How Men and Women Can Co-Create Unexpected Value

The deeper problem is that simply telling men they should  value women as leaders only adds energy to the stereotype that women need ‘special’ help because they are the weaker sex.  This kind of thinking is not confined to the ‘Mad Men’ era.
It’s the unspoken bias that stubbornly persists.

Two Million in Jail in the US. If You Were in Charge, What Would You Do?

Psychologists have learned that the biggest influence on our behavior is the personal story of our identity. If your identity was that you were destined for a meaningless grinding life or worse, jail, who do you think you might become? I have spent deep time with fellow human beings whose hope was stolen from them before they could even talk. I get exasperated when some self-righteous idiot politician points to a few who have somehow escaped an awful personal history to become a remarkable self-sufficient human being.

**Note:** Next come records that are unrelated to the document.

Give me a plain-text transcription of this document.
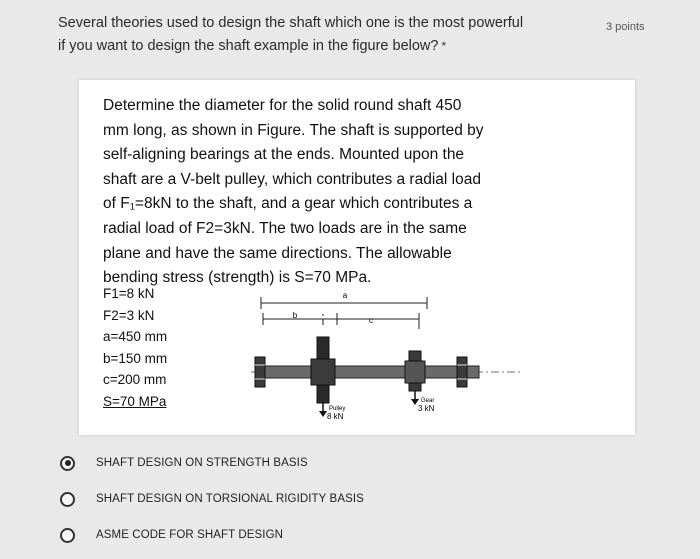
Several theories used to design the shaft which one is the most powerful
if you want to design the shaft example in the figure below? *
3 points
Determine the diameter for the solid round shaft 450
mm long, as shown in Figure. The shaft is supported by
self-aligning bearings at the ends. Mounted upon the
shaft are a V-belt pulley, which contributes a radial load
of F₁=8kN to the shaft, and a gear which contributes a
radial load of F2=3kN. The two loads are in the same
plane and have the same directions. The allowable
bending stress (strength) is S=70 MPa.
F1=8 kN
F2=3 kN
a=450 mm
b=150 mm
c=200 mm
S=70 MPa
a
b
c
Pulley
8 kN
Gear
3 kN
SHAFT DESIGN ON STRENGTH BASIS
SHAFT DESIGN ON TORSIONAL RIGIDITY BASIS
ASME CODE FOR SHAFT DESIGN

Your Moment of Truth – Why Do You Run?

I have found every success story has a moment of truth where you either go all in or shrink. There are small and mighty forces that are focused on positively changing the way we all think about the purpose of work, our economy, business and society.  The opposing force of the powerful status quo is well financed and very noisy. They are both powerful and stupid. They justify what is unjustifiable. Yes, we can defeat them.